A reverence for the past surrounds virtually every square foot of Tanglewood, the beautiful summer home of the Boston Symphony Orchestra. The expansive lawn and spectacular Berkshire vistas are anchored by echoes of Koussevitzky, Copland, and Bernstein. The Visitor Center even displays the elegantly dashing cape, walking stick, and wingtip shoes Serge Koussevitzky himself wore as he surveyed the rustic earliest iterations of Tanglewood. It’s charming. It also reinforces the perception of conductors as aristocratic and distanced.
Tooling down the path
In the summer of 2014, though, one of the buzziest conversation starters in the VIP pavilions, was … golf carts.
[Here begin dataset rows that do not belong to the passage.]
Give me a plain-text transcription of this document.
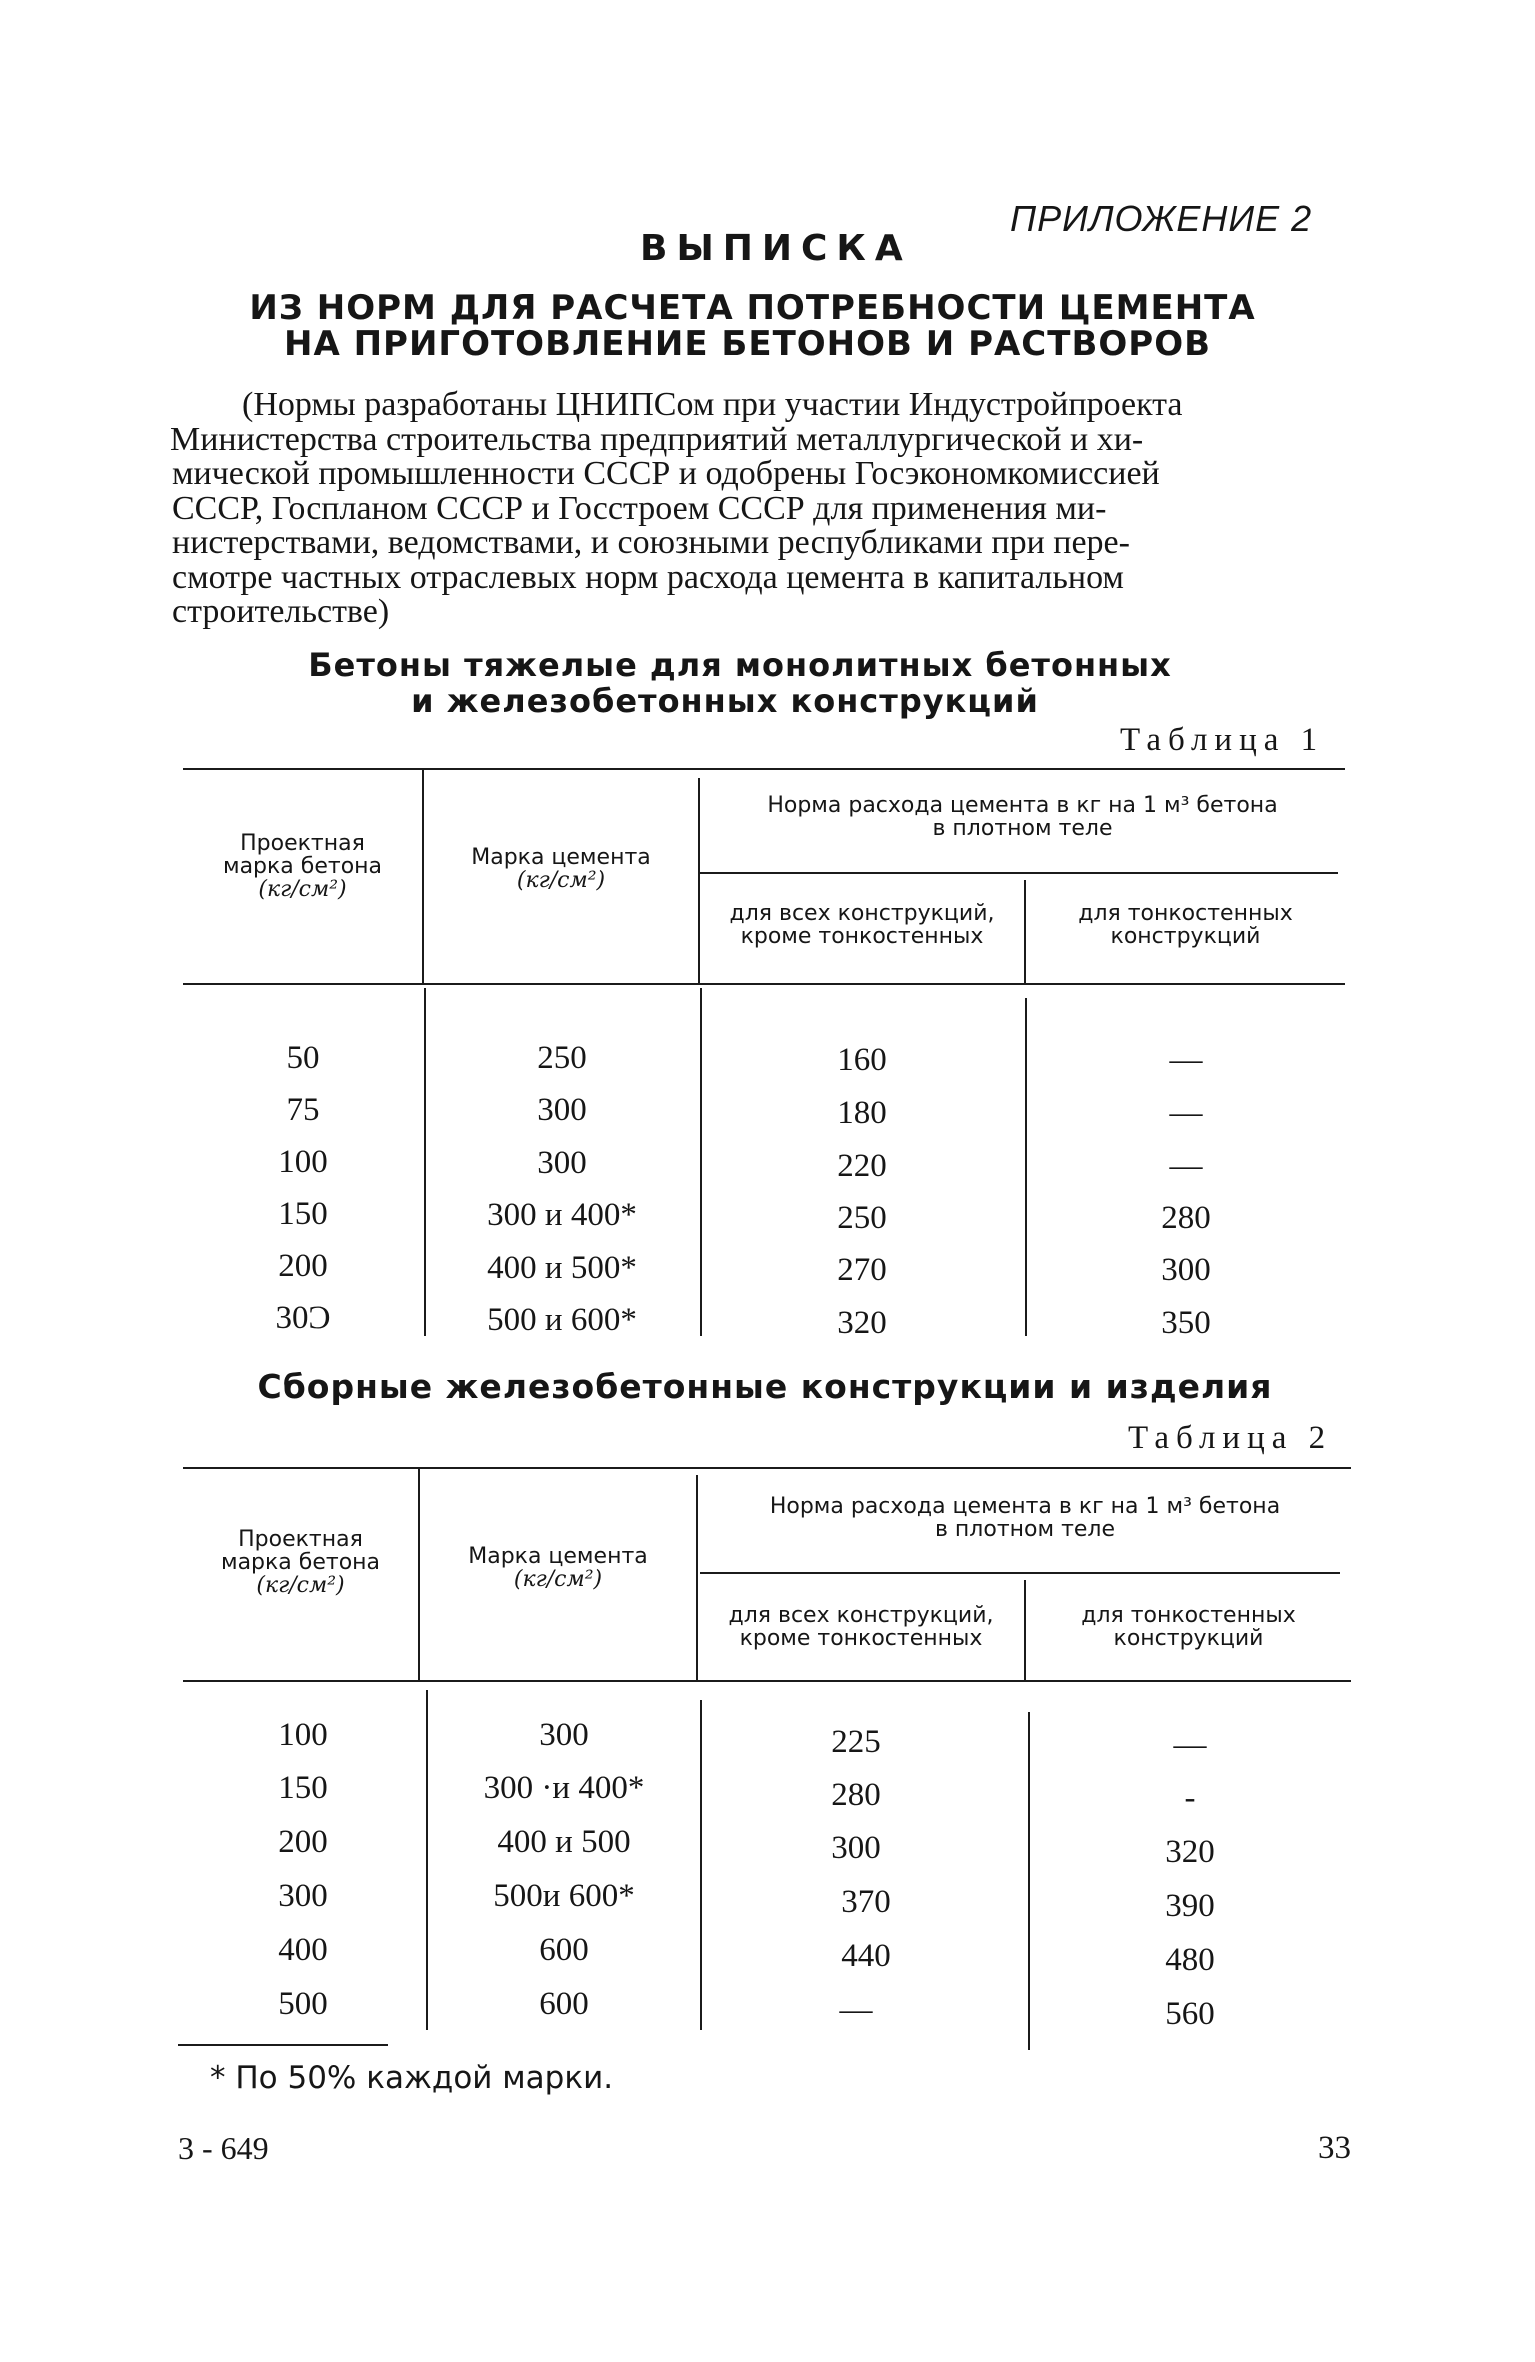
ПРИЛОЖЕНИЕ 2
ВЫПИСКА
ИЗ НОРМ ДЛЯ РАСЧЕТА ПОТРЕБНОСТИ ЦЕМЕНТА
НА ПРИГОТОВЛЕНИЕ БЕТОНОВ И РАСТВОРОВ
(Нормы разработаны ЦНИПСом при участии Индустройпроекта
Министерства строительства предприятий металлургической и хи-
мической промышленности СССР и одобрены Госэкономкомиссией
СССР, Госпланом СССР и Госстроем СССР для применения ми-
нистерствами, ведомствами, и союзными республиками при пере-
смотре частных отраслевых норм расхода цемента в капитальном
строительстве)
Бетоны тяжелые для монолитных бетонных
и железобетонных конструкций
Таблица 1
Проектная
марка бетона
(кг/см²)
Марка цемента
(кг/см²)
Норма расхода цемента в кг на 1 м³ бетона
в плотном теле
для всех конструкций,
кроме тонкостенных
для тонкостенных
конструкций
50	250	160	—
75	300	180	—
100	300	220	—
150	300 и 400*	250	280
200	400 и 500*	270	300
30Ͻ	500 и 600*	320	350
Сборные железобетонные конструкции и изделия
Таблица 2
Проектная
марка бетона
(кг/см²)
Марка цемента
(кг/см²)
Норма расхода цемента в кг на 1 м³ бетона
в плотном теле
для всех конструкций,
кроме тонкостенных
для тонкостенных
конструкций
100	300	225	—
150	300 ·и 400*	280	-
200	400 и 500	300	320
300	500и 600*	370	390
400	600	440	480
500	600	—	560
* По 50% каждой марки.
3 - 649	33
Andris Nelsons, who at that time was soon to fill the post Koussevitzky once held as BSO music director, found more than a little delight in taking the wheel of the carts normally used by the Tanglewood staff for everything from delivering the mail to shuttling those VIPs around. Sightings of the smiling 6-foot-1-inch conductor, dressed in loudly patterned, loose-fitting shirts, tooling down the path between the Koussevitzky Music Shed and Seiji Ozawa Hall became a highlight of visits to the Berkshires.